Given the current climate of drug shortages in the United States, this review summarizes available comparative literature on the use of alternative immunosuppressive agents in adult solid organ transplant recipients including kidney, pancreas, liver, lung, and heart, when immediate-release tacrolimus (IR-TAC) is not available. Alternative options explored include extended-release tacrolimus (ER-TAC) formulations, cyclosporine, belatacept, mammalian target of rapamycin inhibitors, and novel uses of induction therapy for maintenance immunosuppression. Of available alternatives, only ER-TAC formulations are of non-inferior efficacy compared to IR-TAC when used de novo or after conversion in stable kidney transplant recipients (KTRs). All other alternatives were associated with higher rates of biopsy-proven rejection, but improved tolerance from classic adverse effects of IR-TAC including nephrotoxicity and development of diabetes. While most alternative therapies are approved in KTRs, access via third-party payors is an obstacle in non-KTRs. In the setting of IR-TAC shortage, alternate therapeutic options may be plausible depending on the organ population and individual patient situation to ensure appropriate, effective immunosuppression for each patient.

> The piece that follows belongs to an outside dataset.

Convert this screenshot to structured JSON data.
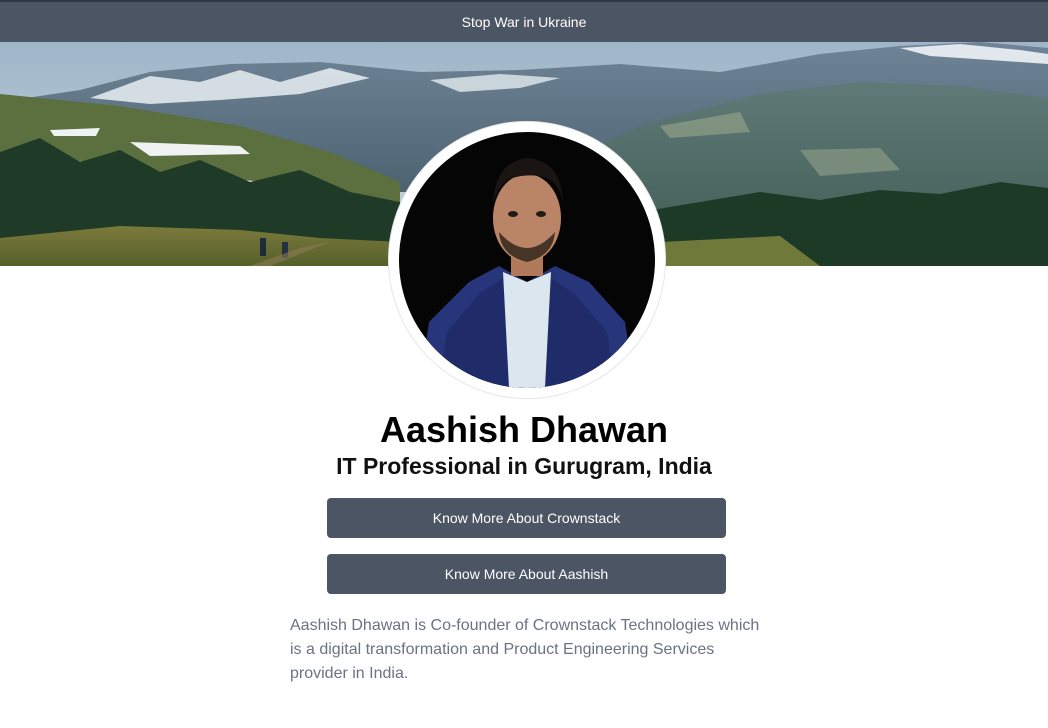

鉴于美国目前药物短缺的情况,本文综述了在即时释放他克莫司(IR-TAC)不可用时,成人实体器官移植受者(包括肾、胰腺、肝、肺和心脏)中可使用的替代免疫抑制剂的相关文献,包括:延长释放他克莫司(ER-TAC)制剂、环孢素、巴利昔单抗、雷帕霉素靶蛋白抑制剂,以及诱导治疗在维持性免疫抑制中的新用途。在现有的替代药物中,只有 ER-TAC 制剂在新开始使用或在稳定的肾移植受者(KTR)中转换使用时与 IR-TAC 相比具有非劣效性。所有其他替代药物与活检证实的排斥反应发生率较高相关,但与 IR-TAC 的经典不良反应(包括肾毒性和糖尿病的发生)相比,具有更好的耐受性。虽然大多数替代疗法已在 KTR 中获得批准,但非 KTR 患者获得这些药物的途径仍存在障碍。在 IR-TAC 短缺的情况下,根据器官人群和个体患者情况,替代治疗方案可能是合理的,以确保每位患者都能获得适当、有效的免疫抑制治疗。